Yes really, what about them indeed seeing as this statement is actually a complete fallacy.  Grow a pair will you and stop believe everything the BNP spout.  The majority of new migrants are actually unable to apply for social housing, they're simply not allowed and thus have to rent privately.  Long term migrants can apply however, they're treated exactly the same as everyone else on the housing list no special treatment and no priority.

It would appear that this myth would have you believe that the majority of social housing is being occupied by migrants yet the actual figure from last year? 9%. Yes just 9 percent of social lettings in 2012 went to none UK citizens and of this 9% over 50% of them were EU citizens.
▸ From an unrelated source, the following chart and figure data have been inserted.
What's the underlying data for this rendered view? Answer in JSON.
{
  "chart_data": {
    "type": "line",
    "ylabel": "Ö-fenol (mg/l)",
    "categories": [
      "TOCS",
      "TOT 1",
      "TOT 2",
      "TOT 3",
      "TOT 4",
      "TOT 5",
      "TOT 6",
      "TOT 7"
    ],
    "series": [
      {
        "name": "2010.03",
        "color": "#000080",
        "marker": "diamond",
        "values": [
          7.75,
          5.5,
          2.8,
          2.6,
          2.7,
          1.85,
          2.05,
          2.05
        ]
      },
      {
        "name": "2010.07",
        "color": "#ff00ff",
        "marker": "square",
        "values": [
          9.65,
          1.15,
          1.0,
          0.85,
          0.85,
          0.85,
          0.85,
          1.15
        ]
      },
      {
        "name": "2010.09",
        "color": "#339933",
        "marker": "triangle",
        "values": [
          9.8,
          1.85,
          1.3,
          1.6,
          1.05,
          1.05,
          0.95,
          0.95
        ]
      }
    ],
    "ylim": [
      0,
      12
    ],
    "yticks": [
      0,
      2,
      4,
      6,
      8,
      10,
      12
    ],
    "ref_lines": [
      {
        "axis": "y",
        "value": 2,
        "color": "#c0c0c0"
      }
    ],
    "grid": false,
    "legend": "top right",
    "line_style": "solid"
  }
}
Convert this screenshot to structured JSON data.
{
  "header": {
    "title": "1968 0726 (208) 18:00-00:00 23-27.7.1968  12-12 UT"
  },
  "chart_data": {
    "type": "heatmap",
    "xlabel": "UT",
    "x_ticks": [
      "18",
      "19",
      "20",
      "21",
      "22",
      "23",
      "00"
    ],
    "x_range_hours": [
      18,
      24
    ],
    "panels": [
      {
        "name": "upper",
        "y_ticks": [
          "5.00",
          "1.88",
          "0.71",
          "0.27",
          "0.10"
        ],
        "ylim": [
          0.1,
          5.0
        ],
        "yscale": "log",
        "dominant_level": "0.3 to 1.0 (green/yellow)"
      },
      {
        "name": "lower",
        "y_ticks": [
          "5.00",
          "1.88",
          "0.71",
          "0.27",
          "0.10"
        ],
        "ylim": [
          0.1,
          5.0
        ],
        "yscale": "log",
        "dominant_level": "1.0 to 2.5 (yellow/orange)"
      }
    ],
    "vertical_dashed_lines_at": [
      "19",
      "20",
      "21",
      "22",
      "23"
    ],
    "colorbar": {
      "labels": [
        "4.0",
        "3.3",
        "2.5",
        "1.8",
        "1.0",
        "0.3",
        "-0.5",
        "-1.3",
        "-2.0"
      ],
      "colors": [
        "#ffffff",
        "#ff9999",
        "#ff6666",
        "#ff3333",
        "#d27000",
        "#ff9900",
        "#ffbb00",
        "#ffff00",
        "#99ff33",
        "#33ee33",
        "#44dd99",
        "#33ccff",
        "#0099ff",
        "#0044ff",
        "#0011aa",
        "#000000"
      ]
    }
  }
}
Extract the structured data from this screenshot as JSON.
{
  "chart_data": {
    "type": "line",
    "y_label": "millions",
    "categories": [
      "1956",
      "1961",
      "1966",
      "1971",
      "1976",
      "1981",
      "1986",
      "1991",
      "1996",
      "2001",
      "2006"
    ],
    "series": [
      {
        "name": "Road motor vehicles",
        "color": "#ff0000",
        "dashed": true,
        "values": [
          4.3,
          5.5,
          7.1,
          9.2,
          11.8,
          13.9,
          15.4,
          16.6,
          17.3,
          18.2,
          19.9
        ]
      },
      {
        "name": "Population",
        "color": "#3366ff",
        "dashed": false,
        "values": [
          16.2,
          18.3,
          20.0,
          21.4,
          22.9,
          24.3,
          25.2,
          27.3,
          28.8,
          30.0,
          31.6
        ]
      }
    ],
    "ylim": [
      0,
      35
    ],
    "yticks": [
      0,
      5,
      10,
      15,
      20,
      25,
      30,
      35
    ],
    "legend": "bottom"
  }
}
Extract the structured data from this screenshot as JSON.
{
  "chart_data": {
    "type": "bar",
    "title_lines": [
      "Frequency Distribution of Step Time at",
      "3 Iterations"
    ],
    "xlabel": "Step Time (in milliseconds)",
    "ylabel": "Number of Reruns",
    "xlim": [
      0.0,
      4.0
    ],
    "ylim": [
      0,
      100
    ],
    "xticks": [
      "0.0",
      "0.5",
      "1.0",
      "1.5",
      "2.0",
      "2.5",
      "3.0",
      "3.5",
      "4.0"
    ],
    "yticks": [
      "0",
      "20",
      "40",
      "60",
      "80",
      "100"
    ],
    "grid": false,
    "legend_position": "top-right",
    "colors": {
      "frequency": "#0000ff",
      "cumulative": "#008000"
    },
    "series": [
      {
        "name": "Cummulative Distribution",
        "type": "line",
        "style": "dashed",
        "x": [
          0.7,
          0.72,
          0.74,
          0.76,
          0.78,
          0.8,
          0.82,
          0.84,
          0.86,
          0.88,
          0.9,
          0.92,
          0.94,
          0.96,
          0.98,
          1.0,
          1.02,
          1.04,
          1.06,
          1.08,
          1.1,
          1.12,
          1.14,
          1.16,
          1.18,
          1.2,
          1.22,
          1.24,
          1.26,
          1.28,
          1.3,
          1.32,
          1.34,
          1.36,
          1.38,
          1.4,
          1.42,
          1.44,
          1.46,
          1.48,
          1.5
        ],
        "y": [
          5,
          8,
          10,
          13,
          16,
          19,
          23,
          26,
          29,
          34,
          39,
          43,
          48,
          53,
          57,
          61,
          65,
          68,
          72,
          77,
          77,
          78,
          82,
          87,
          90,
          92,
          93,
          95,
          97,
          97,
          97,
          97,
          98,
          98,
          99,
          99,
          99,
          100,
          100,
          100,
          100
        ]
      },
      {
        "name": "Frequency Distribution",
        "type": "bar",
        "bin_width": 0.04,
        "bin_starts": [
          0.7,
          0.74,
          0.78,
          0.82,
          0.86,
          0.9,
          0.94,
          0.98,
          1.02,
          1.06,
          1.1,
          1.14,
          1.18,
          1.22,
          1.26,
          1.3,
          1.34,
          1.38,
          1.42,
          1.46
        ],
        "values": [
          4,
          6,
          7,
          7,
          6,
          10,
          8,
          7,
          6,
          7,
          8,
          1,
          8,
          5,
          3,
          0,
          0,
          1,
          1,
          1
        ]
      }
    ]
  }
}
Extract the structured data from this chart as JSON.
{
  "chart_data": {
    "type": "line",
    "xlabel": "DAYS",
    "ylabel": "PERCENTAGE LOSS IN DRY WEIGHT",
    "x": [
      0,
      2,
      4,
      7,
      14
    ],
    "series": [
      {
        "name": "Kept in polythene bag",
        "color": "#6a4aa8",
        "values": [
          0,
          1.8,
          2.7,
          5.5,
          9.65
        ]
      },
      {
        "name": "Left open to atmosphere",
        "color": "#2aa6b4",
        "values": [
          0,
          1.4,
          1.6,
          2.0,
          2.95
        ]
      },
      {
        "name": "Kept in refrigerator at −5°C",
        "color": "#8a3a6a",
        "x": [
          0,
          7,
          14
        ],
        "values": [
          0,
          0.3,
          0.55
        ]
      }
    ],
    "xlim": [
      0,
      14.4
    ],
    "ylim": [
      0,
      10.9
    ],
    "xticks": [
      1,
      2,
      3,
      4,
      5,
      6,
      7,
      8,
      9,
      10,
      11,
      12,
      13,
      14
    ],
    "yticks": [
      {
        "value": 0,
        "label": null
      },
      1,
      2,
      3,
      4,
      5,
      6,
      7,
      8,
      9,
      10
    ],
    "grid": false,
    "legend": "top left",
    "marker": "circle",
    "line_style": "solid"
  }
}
Perhaps you were actually referring to asylum seekers?  You know, asylum seekers who are actually (despite popular belief) not entitled to any benefits whatsoever, no social housing, no homelessness aid and no welfare financial assistance.  Let me run that by you again, they get nothing.  Zip.  Nada.   It's just more ridiculous propaganda to incite hatred through false information.

So following on from the mention of benefits... let's tackle this old chestnut:

Housing benefit all goes to the unemployed, you know, the work-shy scroungers.

So the no brainer here is that yes, the unemployed do indeed get housing benefit seeing as their £71.70 a week is supposed to pay for all their food, clothing, insurance, telephone, gas, electric, bus fares etc   However, did you know that in 2012, out of all the new claims for housing benefit, 90% of those were from people in employment? Yes, working people.  Yet another glaringly obvious indication that the national minimum wage is insubstantial and backs the need for a living wage. Overall, out of total housing benefit claimants around 25% of them are actually retired, disabled or carers.  But of course it's infinitely more acceptable to just assume and then accept the assumption that it's all down to those pesky unemployed.

So saving the best till last, lets end with another absolute pearl...

All our hard earned wages get taxed to pay for and subsidise social housing.

Nice try but, no.  Seriously.  Just no.  Just think about it, when were the majority of council houses built? decades ago.  The cost of building them has been recouped many times over from the rent council tenants pay.  Council housing is actually, wait for it, a public asset.  So much so that it provides councils with far more money then it ever costs in maintenance and repairs.  Yup.  The councils make a profit from renting out council houses so much so that the government up until 2012 took a healthy £200-million pound slice of profit pie from it every year, because social housing makes money.

If you're that desperate to live on  a council estate and begrudge those that already do, by all means, get your name down but be clear about the myths from the truths and remember many people are in social housing because they simply can't afford to live anywhere else.  Oh and they're also not to blame for the shortage but hey, that's a whole other rant.